Il cerchio di sangue
“Prima della pioggia” è un film segnato dal sangue. Sangue inteso in doppio significato: come traccia della guerra, della violenza, dell’odio; anche però come segno, al tempo stesso carnale e spirituale, della fratellanza, di un irriducibile vicinanza.
Manchevski ha dichiarato che per lui fare cinema non è fare arte, bensì trattare il mito. Nel mito è presente la memoria, da dove veniamo. Ricordo e memoria della morte, della sofferenza e di quella poca gioia. Il mito e tutta una serie di narrazioni, che unite (non in senso cronologico bensì seguendo la fratellanza, la vicinanza istintuale del racconto) fanno lacrimare la memoria, con lacrime di sangue. Perchè il mito è impregnato dal sangue: il sangue delle origini, della tradizione, del rito. Rito in cui si trova la memoria di un popolo, in questo caso il macedone, lacerato dal dolore.
La storia narrata dal cineasta è senza età, eterna: ferisce direttamente l’istinto; è anche però profondamente e visceralmente macedone e radicata negli anni, crudeli e amari, nei quali si svolge. Nel cerchio della vita e della morte della pellicola l’inizio è la fine e la fine è l’inizio, un eterno ritorno di strage e dolore.
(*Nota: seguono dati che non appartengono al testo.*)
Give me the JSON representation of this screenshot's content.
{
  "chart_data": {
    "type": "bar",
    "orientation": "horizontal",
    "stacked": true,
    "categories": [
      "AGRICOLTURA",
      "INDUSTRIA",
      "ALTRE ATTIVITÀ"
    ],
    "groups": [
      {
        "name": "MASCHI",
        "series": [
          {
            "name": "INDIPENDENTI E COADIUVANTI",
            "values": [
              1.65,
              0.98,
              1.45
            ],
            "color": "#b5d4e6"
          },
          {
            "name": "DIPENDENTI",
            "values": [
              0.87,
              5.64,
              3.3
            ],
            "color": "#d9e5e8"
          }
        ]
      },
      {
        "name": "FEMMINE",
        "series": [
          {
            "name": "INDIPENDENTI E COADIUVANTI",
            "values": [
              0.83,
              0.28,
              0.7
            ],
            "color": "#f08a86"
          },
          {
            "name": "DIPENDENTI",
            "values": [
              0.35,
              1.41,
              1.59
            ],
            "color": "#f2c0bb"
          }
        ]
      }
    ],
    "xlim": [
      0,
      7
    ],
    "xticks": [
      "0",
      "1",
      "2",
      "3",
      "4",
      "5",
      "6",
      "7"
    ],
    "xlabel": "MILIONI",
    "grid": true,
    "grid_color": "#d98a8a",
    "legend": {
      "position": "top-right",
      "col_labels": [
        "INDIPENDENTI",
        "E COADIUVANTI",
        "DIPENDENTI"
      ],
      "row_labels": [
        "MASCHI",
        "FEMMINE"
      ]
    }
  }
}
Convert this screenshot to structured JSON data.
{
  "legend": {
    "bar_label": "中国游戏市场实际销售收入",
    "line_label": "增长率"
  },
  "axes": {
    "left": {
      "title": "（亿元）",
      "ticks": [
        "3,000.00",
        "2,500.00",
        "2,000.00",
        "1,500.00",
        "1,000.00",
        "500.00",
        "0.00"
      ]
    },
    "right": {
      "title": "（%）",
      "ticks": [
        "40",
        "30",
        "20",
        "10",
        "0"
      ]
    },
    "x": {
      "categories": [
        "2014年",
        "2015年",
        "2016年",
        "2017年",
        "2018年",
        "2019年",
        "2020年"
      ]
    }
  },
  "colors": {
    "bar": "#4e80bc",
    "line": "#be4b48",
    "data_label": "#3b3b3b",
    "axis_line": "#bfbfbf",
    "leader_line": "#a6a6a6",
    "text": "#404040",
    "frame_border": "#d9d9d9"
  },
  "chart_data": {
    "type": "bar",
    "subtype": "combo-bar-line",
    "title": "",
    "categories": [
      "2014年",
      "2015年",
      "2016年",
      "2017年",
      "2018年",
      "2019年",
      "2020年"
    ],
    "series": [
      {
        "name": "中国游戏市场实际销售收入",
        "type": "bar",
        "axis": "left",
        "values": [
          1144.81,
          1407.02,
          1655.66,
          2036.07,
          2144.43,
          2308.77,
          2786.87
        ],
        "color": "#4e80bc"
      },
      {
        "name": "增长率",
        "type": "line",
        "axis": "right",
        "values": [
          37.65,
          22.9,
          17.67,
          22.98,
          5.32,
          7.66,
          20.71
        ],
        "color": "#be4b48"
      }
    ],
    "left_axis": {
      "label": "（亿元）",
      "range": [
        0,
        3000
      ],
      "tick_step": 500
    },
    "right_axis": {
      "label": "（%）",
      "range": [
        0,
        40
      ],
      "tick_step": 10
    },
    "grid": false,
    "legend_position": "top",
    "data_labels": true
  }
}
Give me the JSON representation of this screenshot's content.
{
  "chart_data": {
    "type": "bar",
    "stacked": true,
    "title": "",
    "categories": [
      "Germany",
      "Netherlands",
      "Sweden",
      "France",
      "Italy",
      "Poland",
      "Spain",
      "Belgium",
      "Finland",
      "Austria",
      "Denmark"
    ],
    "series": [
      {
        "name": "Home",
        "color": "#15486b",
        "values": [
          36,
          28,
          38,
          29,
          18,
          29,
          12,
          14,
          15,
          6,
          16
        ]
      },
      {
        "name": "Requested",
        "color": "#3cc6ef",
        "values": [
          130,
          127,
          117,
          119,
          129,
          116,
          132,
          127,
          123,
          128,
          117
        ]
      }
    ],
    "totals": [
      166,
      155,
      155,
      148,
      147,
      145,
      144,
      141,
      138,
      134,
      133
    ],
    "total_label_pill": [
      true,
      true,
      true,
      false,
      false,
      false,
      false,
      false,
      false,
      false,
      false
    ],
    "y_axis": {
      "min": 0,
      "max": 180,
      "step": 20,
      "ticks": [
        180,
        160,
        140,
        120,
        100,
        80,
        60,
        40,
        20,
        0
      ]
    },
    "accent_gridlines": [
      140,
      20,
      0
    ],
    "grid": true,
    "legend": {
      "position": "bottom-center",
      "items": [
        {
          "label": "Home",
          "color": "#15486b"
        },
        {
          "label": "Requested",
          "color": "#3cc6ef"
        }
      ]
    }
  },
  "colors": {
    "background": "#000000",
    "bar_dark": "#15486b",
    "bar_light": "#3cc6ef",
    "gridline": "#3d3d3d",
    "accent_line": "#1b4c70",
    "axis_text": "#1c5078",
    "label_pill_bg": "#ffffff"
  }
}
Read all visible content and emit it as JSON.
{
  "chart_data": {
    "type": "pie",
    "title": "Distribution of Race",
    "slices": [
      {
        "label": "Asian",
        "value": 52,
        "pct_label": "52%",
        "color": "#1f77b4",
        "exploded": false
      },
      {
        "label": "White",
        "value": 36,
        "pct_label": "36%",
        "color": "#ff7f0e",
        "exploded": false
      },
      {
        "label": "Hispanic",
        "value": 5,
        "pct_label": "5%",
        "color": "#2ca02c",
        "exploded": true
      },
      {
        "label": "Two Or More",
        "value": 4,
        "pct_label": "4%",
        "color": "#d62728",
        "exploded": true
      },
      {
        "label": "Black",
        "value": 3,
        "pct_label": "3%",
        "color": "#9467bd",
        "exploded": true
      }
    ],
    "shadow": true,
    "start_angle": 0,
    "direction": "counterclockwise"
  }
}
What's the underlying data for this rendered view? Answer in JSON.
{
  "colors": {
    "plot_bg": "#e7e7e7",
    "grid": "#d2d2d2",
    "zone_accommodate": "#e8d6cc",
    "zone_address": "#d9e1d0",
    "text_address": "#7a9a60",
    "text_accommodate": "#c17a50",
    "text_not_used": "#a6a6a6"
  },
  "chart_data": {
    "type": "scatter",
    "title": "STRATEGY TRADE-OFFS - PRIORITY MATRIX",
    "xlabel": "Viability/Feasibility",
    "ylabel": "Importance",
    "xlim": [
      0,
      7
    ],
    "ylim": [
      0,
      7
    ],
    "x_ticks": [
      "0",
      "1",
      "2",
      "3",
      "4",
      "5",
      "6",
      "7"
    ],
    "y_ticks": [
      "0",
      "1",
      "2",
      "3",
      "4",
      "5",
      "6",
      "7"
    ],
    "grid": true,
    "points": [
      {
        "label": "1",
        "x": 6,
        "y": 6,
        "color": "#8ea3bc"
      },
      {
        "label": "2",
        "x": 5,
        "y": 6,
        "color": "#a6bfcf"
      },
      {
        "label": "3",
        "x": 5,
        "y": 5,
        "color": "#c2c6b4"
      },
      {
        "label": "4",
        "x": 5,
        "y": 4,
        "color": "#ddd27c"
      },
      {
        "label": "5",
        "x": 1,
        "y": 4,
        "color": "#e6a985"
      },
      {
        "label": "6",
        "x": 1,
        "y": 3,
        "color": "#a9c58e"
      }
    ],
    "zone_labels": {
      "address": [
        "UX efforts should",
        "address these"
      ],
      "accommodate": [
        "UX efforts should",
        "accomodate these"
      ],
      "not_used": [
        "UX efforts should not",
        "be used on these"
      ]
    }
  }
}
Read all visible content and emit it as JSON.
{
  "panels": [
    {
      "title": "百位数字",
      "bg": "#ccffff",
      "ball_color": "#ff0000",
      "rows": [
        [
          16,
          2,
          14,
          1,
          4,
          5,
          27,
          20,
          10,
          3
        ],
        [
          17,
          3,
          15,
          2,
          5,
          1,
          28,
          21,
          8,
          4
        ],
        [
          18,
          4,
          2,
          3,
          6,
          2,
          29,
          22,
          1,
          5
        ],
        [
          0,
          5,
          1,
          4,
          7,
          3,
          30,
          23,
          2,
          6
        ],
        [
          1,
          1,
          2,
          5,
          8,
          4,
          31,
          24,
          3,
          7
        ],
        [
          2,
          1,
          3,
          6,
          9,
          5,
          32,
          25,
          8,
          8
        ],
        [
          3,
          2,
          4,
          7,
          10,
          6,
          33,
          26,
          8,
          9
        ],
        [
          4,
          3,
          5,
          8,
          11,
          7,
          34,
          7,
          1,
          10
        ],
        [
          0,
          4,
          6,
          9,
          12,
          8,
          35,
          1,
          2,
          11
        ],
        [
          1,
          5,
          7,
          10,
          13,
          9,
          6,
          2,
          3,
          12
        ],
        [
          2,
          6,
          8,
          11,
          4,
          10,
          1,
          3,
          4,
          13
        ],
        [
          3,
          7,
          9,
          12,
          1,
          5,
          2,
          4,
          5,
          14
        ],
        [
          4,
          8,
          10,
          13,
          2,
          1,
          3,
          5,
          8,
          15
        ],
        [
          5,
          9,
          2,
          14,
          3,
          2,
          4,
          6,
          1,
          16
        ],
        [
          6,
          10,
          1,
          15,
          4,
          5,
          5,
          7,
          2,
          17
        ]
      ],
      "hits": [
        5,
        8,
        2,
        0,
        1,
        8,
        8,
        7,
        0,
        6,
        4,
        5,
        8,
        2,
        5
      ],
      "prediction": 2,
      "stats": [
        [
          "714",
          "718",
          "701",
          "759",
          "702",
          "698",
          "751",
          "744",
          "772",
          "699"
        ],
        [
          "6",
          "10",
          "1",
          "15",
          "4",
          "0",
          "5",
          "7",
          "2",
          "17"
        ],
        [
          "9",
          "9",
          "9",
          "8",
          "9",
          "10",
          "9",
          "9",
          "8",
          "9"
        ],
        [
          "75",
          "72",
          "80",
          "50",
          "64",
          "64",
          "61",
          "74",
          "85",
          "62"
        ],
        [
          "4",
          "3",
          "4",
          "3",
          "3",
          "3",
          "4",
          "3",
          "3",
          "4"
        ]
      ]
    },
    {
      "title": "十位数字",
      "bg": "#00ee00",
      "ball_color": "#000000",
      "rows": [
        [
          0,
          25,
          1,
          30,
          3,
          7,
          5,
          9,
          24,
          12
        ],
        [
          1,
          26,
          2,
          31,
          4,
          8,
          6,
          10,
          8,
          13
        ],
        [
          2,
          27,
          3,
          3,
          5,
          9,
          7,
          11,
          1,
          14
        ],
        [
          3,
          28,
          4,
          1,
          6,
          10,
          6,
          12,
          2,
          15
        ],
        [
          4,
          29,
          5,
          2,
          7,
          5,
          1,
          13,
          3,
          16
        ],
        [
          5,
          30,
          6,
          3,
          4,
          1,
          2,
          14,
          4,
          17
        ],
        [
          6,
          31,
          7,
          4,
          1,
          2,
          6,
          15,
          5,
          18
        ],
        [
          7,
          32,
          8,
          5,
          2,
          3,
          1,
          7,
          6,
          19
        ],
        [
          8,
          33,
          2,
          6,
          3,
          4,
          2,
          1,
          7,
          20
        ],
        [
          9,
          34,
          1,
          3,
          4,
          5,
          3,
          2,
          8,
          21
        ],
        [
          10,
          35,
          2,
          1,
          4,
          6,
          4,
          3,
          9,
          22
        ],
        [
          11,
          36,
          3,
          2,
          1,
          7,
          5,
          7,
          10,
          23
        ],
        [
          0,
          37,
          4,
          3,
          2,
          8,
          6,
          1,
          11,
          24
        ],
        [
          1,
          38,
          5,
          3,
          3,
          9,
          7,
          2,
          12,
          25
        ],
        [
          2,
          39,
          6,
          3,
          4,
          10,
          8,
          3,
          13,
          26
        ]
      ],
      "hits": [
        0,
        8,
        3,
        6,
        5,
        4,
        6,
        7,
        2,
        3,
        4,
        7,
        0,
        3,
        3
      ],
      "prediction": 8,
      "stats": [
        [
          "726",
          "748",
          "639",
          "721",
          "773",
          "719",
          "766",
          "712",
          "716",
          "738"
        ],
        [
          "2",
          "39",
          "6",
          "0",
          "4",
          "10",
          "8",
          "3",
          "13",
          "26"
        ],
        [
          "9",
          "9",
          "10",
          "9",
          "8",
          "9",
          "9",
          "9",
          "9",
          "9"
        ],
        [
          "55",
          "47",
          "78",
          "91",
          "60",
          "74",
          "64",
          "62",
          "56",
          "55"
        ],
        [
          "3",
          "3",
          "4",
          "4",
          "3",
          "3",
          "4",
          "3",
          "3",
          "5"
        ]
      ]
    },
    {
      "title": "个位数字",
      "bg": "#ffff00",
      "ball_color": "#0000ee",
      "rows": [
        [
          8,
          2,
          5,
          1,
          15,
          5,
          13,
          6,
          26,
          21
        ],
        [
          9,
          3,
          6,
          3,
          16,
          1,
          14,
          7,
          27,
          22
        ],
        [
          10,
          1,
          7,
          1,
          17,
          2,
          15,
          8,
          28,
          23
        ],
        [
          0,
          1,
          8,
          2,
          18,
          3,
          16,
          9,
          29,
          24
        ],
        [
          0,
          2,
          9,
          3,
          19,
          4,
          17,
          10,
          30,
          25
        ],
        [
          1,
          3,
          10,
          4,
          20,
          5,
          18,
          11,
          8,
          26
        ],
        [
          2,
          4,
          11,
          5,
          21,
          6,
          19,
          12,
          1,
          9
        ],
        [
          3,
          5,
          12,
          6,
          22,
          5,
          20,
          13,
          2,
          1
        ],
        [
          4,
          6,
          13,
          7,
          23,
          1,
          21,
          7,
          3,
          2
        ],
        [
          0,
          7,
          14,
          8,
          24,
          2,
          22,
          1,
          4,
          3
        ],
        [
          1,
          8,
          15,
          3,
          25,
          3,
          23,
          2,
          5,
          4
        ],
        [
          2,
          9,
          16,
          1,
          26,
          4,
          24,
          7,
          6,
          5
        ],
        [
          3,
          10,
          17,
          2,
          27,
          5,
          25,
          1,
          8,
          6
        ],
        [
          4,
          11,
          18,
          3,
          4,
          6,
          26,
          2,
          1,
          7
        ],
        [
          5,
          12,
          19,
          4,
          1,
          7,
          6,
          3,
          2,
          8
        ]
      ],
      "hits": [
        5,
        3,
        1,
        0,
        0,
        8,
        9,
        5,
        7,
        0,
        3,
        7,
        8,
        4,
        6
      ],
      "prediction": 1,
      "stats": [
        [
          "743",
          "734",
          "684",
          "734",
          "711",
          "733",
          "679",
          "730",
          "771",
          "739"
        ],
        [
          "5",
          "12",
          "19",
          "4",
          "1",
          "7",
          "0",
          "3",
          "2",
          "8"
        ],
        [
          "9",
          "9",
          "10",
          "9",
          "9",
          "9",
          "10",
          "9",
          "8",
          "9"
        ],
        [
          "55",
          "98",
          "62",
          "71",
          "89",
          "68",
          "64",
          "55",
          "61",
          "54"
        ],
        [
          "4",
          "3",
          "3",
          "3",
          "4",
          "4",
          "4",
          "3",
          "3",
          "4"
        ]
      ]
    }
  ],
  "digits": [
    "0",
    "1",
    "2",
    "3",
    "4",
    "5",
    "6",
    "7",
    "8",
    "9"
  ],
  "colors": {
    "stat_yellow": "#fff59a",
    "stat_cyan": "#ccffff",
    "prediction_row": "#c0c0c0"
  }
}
E quando tutto sarà finito, forse, resterà la memoria. Il regista è affascinato dal mito anche nel senso più avventuroso e romanzesco (ma non per questo meno nobile) del termine è profondamente influenzato dal cinema western; infatti nell’opera ci sono citazioni da “Il mucchio selvaggio” di Sam Peckinpah e da “Butch Cassidy” di George Roy Hill. Del primo, oltre alla sparatoria letteralmente esplosiva del capitolo “Volti”, prende una tortura di un animale: qui una tartaruga che agonizza nel cerchio (ancora…) della sofferenza e della memoria, lì degli scorpioni che mentre facevano strage di formiche vengono bruciati vivi da bambini sadici, divenuti dei pazzi e crudeli. La seconda, forse più gratuita, è la canzone fischiata in bicicletta dal protagonista che è la stessa sentita durante il corteggiamento, consapevolmente inutile di Paul Newman a Katharine Ross: in entambi i film è un momento sereno a cui però seguirà un epilogo tragico. Sembra che, basandoci anche su ciò che sappiamo di “Dust”, Manchevski abbia voluto creare nel suo paese natale una frontiera, un eastern. Non è un caso poi che entrambi i su citati western non siano delle celebrazioni della frontiera, ma rigurdino la sua fine, la sua scomparsa. In Peckinpah un epico urlo di odio contro tutto e tutti, in Hill una malinconica elegia. E questa frontiera a noi così vicina geograficamente e così lontana mentalmente, è ritratta sotto un segno barbarico e rituale. Viene alla mente il noir francese “I senza nome” di Jean Pierre Melville che in originale si chiamava “Le cercle rouge” (Il cerchio rosso): anche lì le vite sono unite in un cerchio di sangue e violenza voluto dal desino. Questo perchè, sembrano dirci quasi in coro due cineasti così irriducibilmente diversi come Manchevski e Melville, il destino dell’uomo è impregnato dal sangue, inteso sia come simbolo di vita che come simbolo di morte.